White House press secretary Jay Carney holds up a folder with an image of a troll and the words “innovation, not litigation” on Tuesday, as the Obama administration takes action to limit frivolous patent lawsuits. Photo: AP
US President Barack Obama took steps on Tuesday intended to curb lawsuits brought by companies, disparagingly called "patent trolls", that make or sell nothing but specialise in suing others for infringement, and he asked for new federal regulations and action from Congress.
The offensive, announced ahead of an Obama fund-raising trip this week to Silicon Valley in California, came as US lawmakers and courts look for ways to reduce the number of unwarranted patent lawsuits.
Such lawsuits have ballooned in recent years, particularly in the technology sector, from companies that buy and license patents from others, including individual inventors.

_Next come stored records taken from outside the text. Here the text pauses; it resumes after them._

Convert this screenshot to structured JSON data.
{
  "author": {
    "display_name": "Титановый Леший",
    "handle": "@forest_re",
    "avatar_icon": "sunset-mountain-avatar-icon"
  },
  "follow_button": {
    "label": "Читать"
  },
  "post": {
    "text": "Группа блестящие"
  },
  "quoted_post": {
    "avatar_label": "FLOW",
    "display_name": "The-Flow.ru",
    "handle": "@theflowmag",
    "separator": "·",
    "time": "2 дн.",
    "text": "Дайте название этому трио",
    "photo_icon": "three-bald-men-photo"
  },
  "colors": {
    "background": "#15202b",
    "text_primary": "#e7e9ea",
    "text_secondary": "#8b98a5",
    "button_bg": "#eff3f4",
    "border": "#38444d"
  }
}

Critics say those patent portfolios are assembled as a springboard to litigation; many firms argue they are providing a service to inventors or protecting against the loss of licensing fees that users of the patents should pay.
Cisco Systems, Apple, Google and other big technology companies have been pushing for legislation that would reduce the number of times each year that they are sued for infringement.
Among other steps, the White House called on Congress to pass legislation to make it easier for a federal judge to award legal fees to the winner of a patent case if the judge deems the lawsuit abusive.
It also asked lawmakers to make it harder for companies to convince the US International Trade Commission to ban sales of products made with technology that infringes on a patent. Currently, the ITC has a lower standard for ordering an injunction than does a US District Court.
The disparity has led to a tidal wave of patent infringement complaints filed at the ITC.
Mr Obama asked lawmakers to require companies that sue for infringement to have updated ownership information on file with the US Patent and Trademark Office. He also urged the patent office, part of the Department of Commerce, to write a similar regulation.
The actions were aimed at improving incentives for high-tech innovation, a major driver of economic growth, the White House said. "Stopping this drain on the American economy will require swift legislative action, and we are encouraged by the attention the issue is receiving in recent weeks," White House spokesman Jay Carney said in a statement.
Companies specialising in patent litigation filed 2921 infringement lawsuits in 2011, which are the latest figures available, these cases comprised 62 per cent of all such cases filed, said Colleen Chien, who teaches patent law at Santa Clara University Law School, in a blog post for PatentlyO.